Search code examples
powershellpowershell-4.0

Parsing and splitting files based on the string


I have a very large file (hence .ReadLines) which I need to efficiently and quickly parse and split into other files. For each line which contains a keyword I need to copy that line and append to a specific file. This is what I have so far, the script runs but the files aren't getting populated.

$filename = "C:\dev\powershell\test1.csv"
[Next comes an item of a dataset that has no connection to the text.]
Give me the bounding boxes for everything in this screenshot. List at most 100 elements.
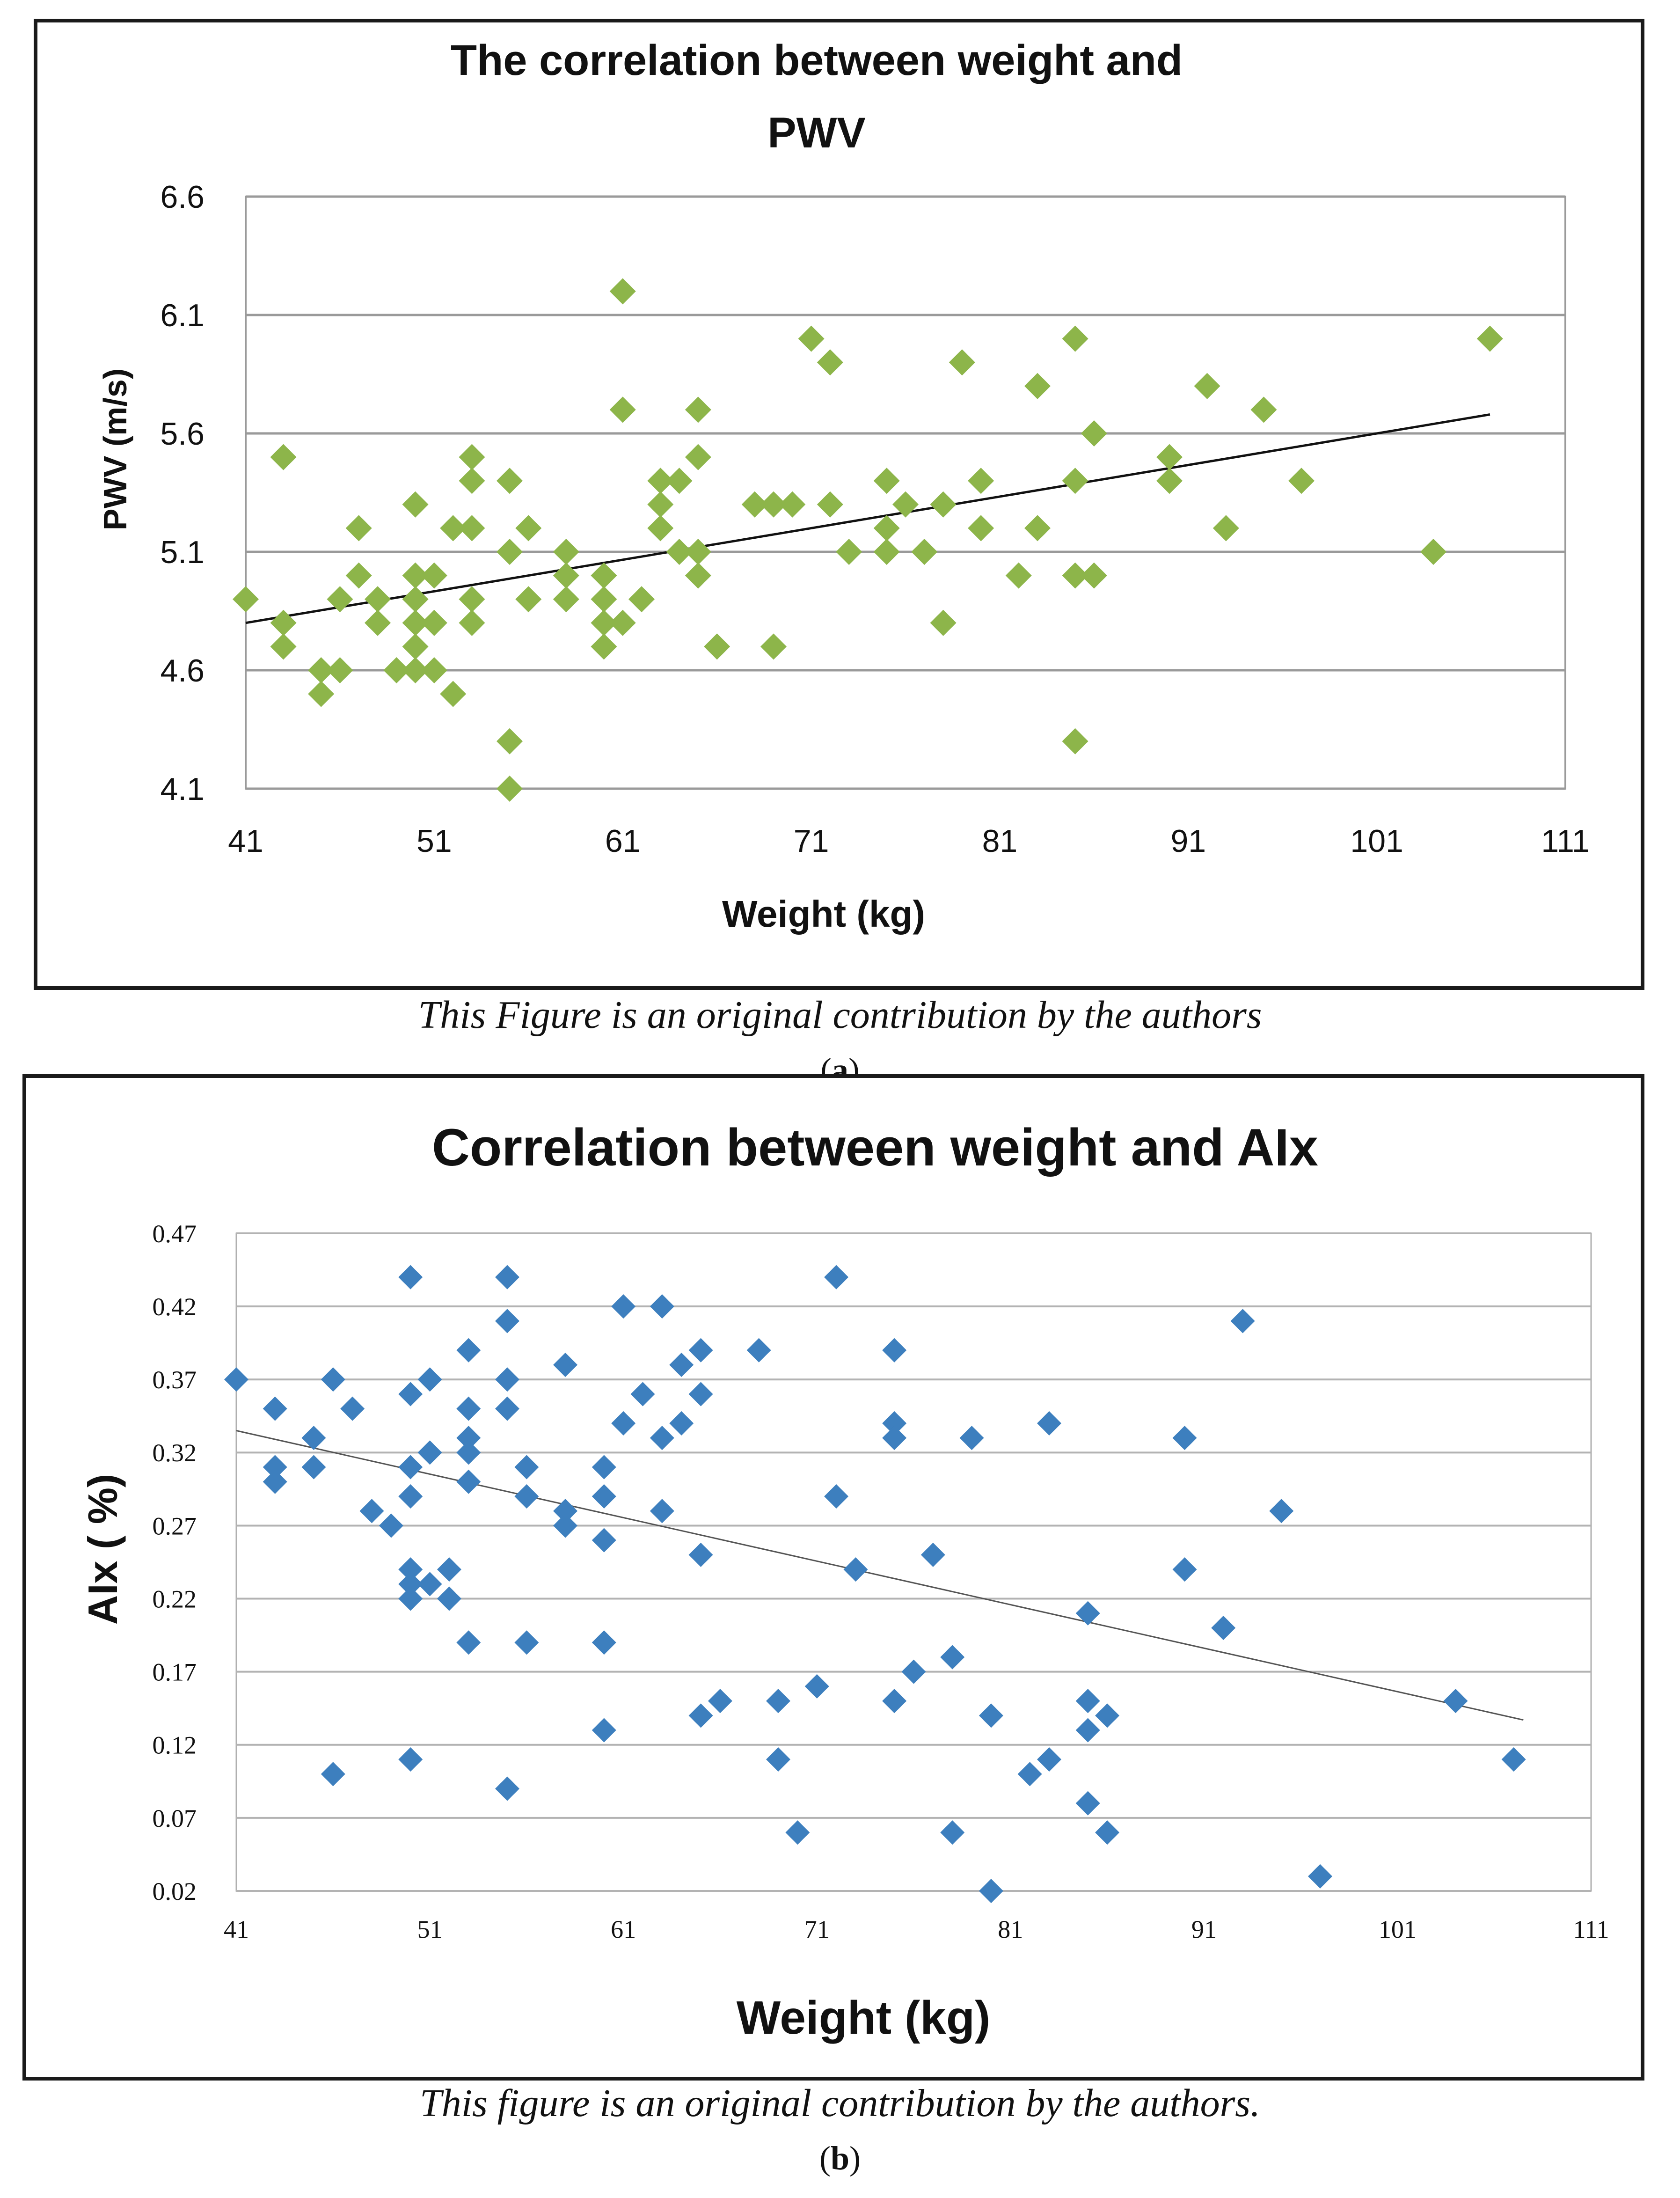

foreach ($line in [System.IO.File]::ReadLines($filename)) {
    if    ($line | %{$_ -match "Apple"}){Out-File -Append Apples.txt}
    elseif($line | %{$_ -match "Banana"}){Out-File -Append Bananas.txt}
    elseif($line | %{$_ -match "Pear"}){Out-File -Append Pears.txt}
}

Example content of the csv file:

Apple,Test1,Cross1
Apple,Test2,Cross2
Apple,Test3,Cross3
Banana,Test4,Cross4
Pear,Test5,Cross5

I want Apples.txt to contain:

Apple,Test1,Cross1
Apple,Test2,Cross2
Apple,Test3,Cross3

Solution

  • Couple of things:

    Your if conditions don't need %/foreach-object - -match will do on its own:

    foreach ($line in [System.IO.File]::ReadLines($filename)) {
      if($line -match "Apple"){
        # output to apple.txt
      }
      else($line -match "Banana"){
        # output to banana.txt
      }
      # etc...
    }
    

    The files aren't getting populated because you're not actually sending any output to Out-File:

    foreach ($line in [System.IO.File]::ReadLines($filename)) {
      if($line -match "Apple"){
        # send $line to the file
        $line |Out-File apple.txt -Append
      }
      # etc...
    }
    

    If your files are really massive and you expect a lot of matching lines, I'd recommend using a StreamWriter for the output files - otherwise Out-File will be opening and closing the file all the time:

    $OutFiles = @{
      'apple'  = New-Object System.IO.StreamWriter $PWD\apples.txt
      'banana' = New-Object System.IO.StreamWriter $PWD\bananas.txt
      'pear'   = New-Object System.IO.StreamWriter $PWD\pears.txt
    }
    
    foreach ($line in [System.IO.File]::ReadLines($filename)) {
      foreach($keyword in $OutFiles.Keys){
        if($line -match $keyword){
          $OutFiles[$keyword].WriteLine($line)
          continue
        }
      }
    }
    
    foreach($Writer in $OutFiles.Values){
      try{
        $Writer.Close()
      }
      finally{
        $Writer.Dispose()
      }
    }
    

    This way you also only have to maintain the $OutFiles hashtable if you need to update the keywords for example.